Recentemente, minha mãe disse-me ter orgulho de mim. Qual foi minha satisfação! Principalmente, após as notas máximas alcançadas nas últimas disciplinas que cursei no doutorado. AMOR e CONHECIMENTO são, portanto, os maiores valores que herdei graças aos meus pais e já lhes manifestei muitas vezes minha gratidão e reconhecimento por seus cuidados e esforços.
Também herdei de meus pais o convívio com o catolicismo e a religiosidade, que sobrevivera em mim durante muitos anos. Fui batizado, como qualquer criança de pais cristãos, fiz comunhão e até crisma. Por muitos anos, frequentei missas. Mas, chegada a maioridade, eu comecei a sentir um desconforto. Latejava em meu espírito um sentimento de profunda rejeição àquelas preleções cansativas proferidas pelo padre e ideologicamente orientadas para alienar, entorpecer, regredir a consciência dos que a elas davam ouvidos.  E me inquietava ver aquele bando de gente com sua mente imersa naquelas fantasias e farsas, sucumbindo em lágrimas à culpa do pecado, esse flagelo psíquico com que a Igreja, instituição historicamente influente e poderosa, que outrora fora aliada dos poderosos e tiranos, os açoita.

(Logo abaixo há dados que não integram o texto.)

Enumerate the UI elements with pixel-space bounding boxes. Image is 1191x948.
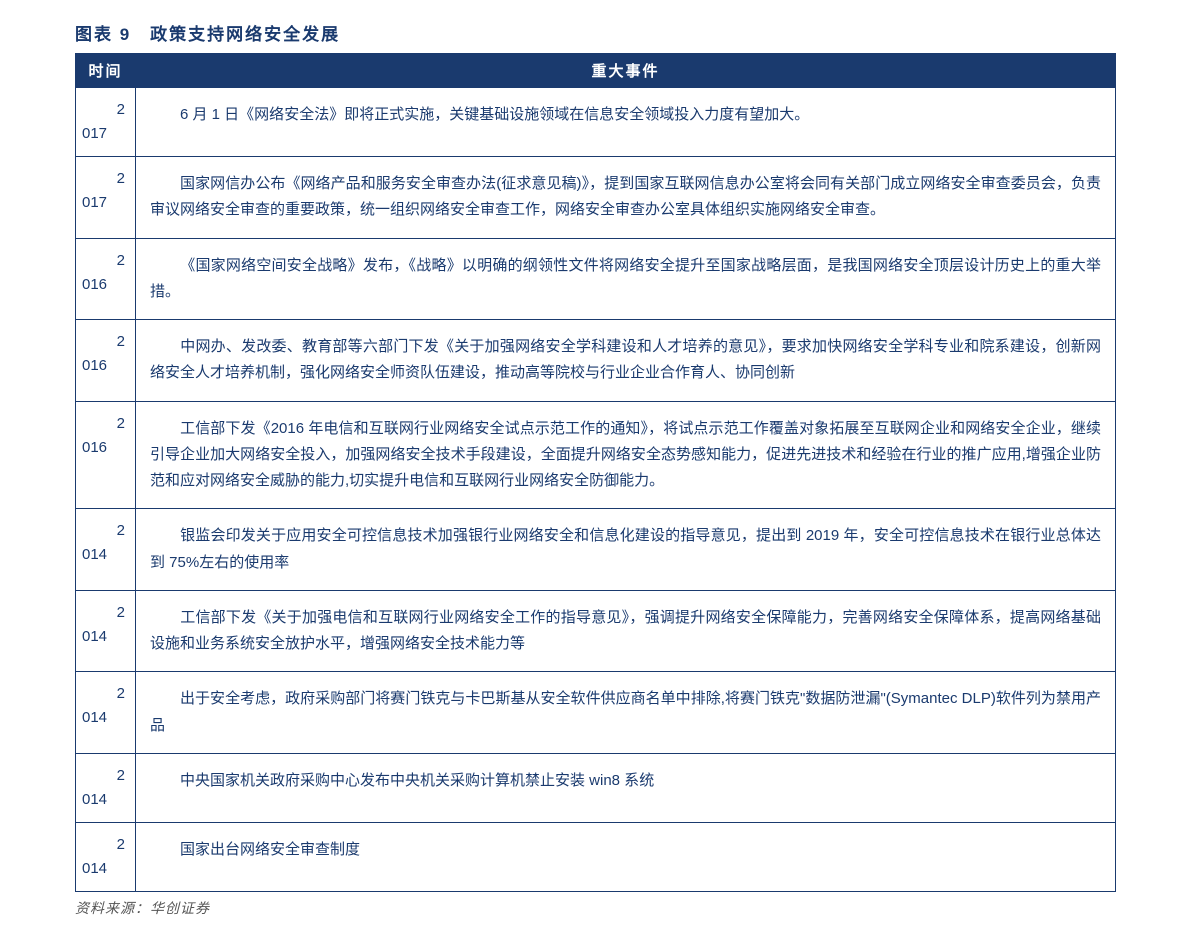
event-cell: 银监会印发关于应用安全可控信息技术加强银行业网络安全和信息化建设的指导意见，提出… (136, 509, 1116, 591)
year-first-digit: 2 (82, 167, 129, 191)
time-cell: 2017 (76, 157, 136, 239)
year-rest-digits: 017 (82, 122, 129, 146)
year-first-digit: 2 (82, 601, 129, 625)
event-text: 《国家网络空间安全战略》发布，《战略》以明确的纲领性文件将网络安全提升至国家战略… (150, 257, 1101, 300)
policy-table-body: 20176 月 1 日《网络安全法》即将正式实施，关键基础设施领域在信息安全领域… (76, 88, 1116, 892)
time-cell: 2014 (76, 590, 136, 672)
year-first-digit: 2 (82, 249, 129, 273)
event-cell: 工信部下发《关于加强电信和互联网行业网络安全工作的指导意见》，强调提升网络安全保… (136, 590, 1116, 672)
event-text: 6 月 1 日《网络安全法》即将正式实施，关键基础设施领域在信息安全领域投入力度… (180, 106, 809, 123)
event-text: 出于安全考虑，政府采购部门将赛门铁克与卡巴斯基从安全软件供应商名单中排除,将赛门… (150, 690, 1101, 733)
table-row: 2017 6 月 1 日《网络安全法》即将正式实施，关键基础设施领域在信息安全领域… (76, 88, 1116, 157)
table-row: 2014 中央国家机关政府采购中心发布中央机关采购计算机禁止安装 win8 系统 (76, 753, 1116, 822)
year-rest-digits: 016 (82, 273, 129, 297)
source-note: 资料来源：华创证券 (75, 898, 1116, 918)
table-row: 2014 出于安全考虑，政府采购部门将赛门铁克与卡巴斯基从安全软件供应商名单中排除… (76, 672, 1116, 754)
time-cell: 2016 (76, 320, 136, 402)
year-rest-digits: 014 (82, 706, 129, 730)
time-cell: 2016 (76, 401, 136, 509)
year-rest-digits: 014 (82, 857, 129, 881)
table-row: 2016工信部下发《2016 年电信和互联网行业网络安全试点示范工作的通知》，将… (76, 401, 1116, 509)
event-text: 工信部下发《关于加强电信和互联网行业网络安全工作的指导意见》，强调提升网络安全保… (150, 609, 1101, 652)
event-text: 中央国家机关政府采购中心发布中央机关采购计算机禁止安装 win8 系统 (180, 772, 654, 789)
time-cell: 2014 (76, 753, 136, 822)
event-text: 银监会印发关于应用安全可控信息技术加强银行业网络安全和信息化建设的指导意见，提出… (150, 527, 1101, 570)
event-text: 中网办、发改委、教育部等六部门下发《关于加强网络安全学科建设和人才培养的意见》，… (150, 338, 1101, 381)
time-cell: 2016 (76, 238, 136, 320)
time-cell: 2014 (76, 822, 136, 891)
year-first-digit: 2 (82, 98, 129, 122)
year-first-digit: 2 (82, 412, 129, 436)
year-rest-digits: 014 (82, 788, 129, 812)
time-cell: 2014 (76, 509, 136, 591)
year-rest-digits: 017 (82, 191, 129, 215)
event-cell: 中央国家机关政府采购中心发布中央机关采购计算机禁止安装 win8 系统 (136, 753, 1116, 822)
year-first-digit: 2 (82, 833, 129, 857)
event-text: 国家网信办公布《网络产品和服务安全审查办法(征求意见稿)》，提到国家互联网信息办… (150, 175, 1101, 218)
year-rest-digits: 016 (82, 354, 129, 378)
event-cell: 国家网信办公布《网络产品和服务安全审查办法(征求意见稿)》，提到国家互联网信息办… (136, 157, 1116, 239)
year-rest-digits: 014 (82, 543, 129, 567)
time-cell: 2017 (76, 88, 136, 157)
time-cell: 2014 (76, 672, 136, 754)
year-rest-digits: 016 (82, 436, 129, 460)
event-cell: 出于安全考虑，政府采购部门将赛门铁克与卡巴斯基从安全软件供应商名单中排除,将赛门… (136, 672, 1116, 754)
year-first-digit: 2 (82, 330, 129, 354)
event-cell: 工信部下发《2016 年电信和互联网行业网络安全试点示范工作的通知》，将试点示范… (136, 401, 1116, 509)
table-row: 2016 中网办、发改委、教育部等六部门下发《关于加强网络安全学科建设和人才培养的… (76, 320, 1116, 402)
table-row: 2014 银监会印发关于应用安全可控信息技术加强银行业网络安全和信息化建设的指导意… (76, 509, 1116, 591)
table-row: 2014 国家出台网络安全审查制度 (76, 822, 1116, 891)
year-first-digit: 2 (82, 682, 129, 706)
col-header-time: 时间 (76, 54, 136, 88)
year-first-digit: 2 (82, 764, 129, 788)
year-first-digit: 2 (82, 519, 129, 543)
event-text: 国家出台网络安全审查制度 (180, 841, 360, 858)
year-rest-digits: 014 (82, 625, 129, 649)
table-header-row: 时间 重大事件 (76, 54, 1116, 88)
table-row: 2016 《国家网络空间安全战略》发布，《战略》以明确的纲领性文件将网络安全提升至… (76, 238, 1116, 320)
table-row: 2014 工信部下发《关于加强电信和互联网行业网络安全工作的指导意见》，强调提升网… (76, 590, 1116, 672)
figure-title: 图表 9 政策支持网络安全发展 (75, 20, 1116, 45)
event-cell: 6 月 1 日《网络安全法》即将正式实施，关键基础设施领域在信息安全领域投入力度… (136, 88, 1116, 157)
event-cell: 国家出台网络安全审查制度 (136, 822, 1116, 891)
event-text: 工信部下发《2016 年电信和互联网行业网络安全试点示范工作的通知》，将试点示范… (150, 420, 1101, 490)
event-cell: 中网办、发改委、教育部等六部门下发《关于加强网络安全学科建设和人才培养的意见》，… (136, 320, 1116, 402)
table-row: 2017 国家网信办公布《网络产品和服务安全审查办法(征求意见稿)》，提到国家互联… (76, 157, 1116, 239)
event-cell: 《国家网络空间安全战略》发布，《战略》以明确的纲领性文件将网络安全提升至国家战略… (136, 238, 1116, 320)
policy-table: 时间 重大事件 20176 月 1 日《网络安全法》即将正式实施，关键基础设施领… (75, 53, 1116, 892)
col-header-event: 重大事件 (136, 54, 1116, 88)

Do fundo de meu ser, das entranhas de minha alma, bradou uma voz libertadora! Era a voz do CONHECIMENTO. Um homem de Letras, como eu, amante da linguagem, da beleza da poesia, da alma dos grandes poetas, da arte, em suma, não podia silenciar em face do abismo que havia entre o deus representado e venerado pelos religiosos e a dureza, a crueldade, a maldade tão intrínsecas à vida. A evidência da grande medida de sofrimento e a insustentabilidade da crença na existência de um deus infinitamente bondoso e poderoso comprometido com a vida dos homens constituíram, sem dúvida, uma forte razão para que eu, ao menos, inicialmente, suspeitasse de que eu estava vivendo, durante anos, imerso numa grande ilusão, da qual era imperioso que eu acordasse.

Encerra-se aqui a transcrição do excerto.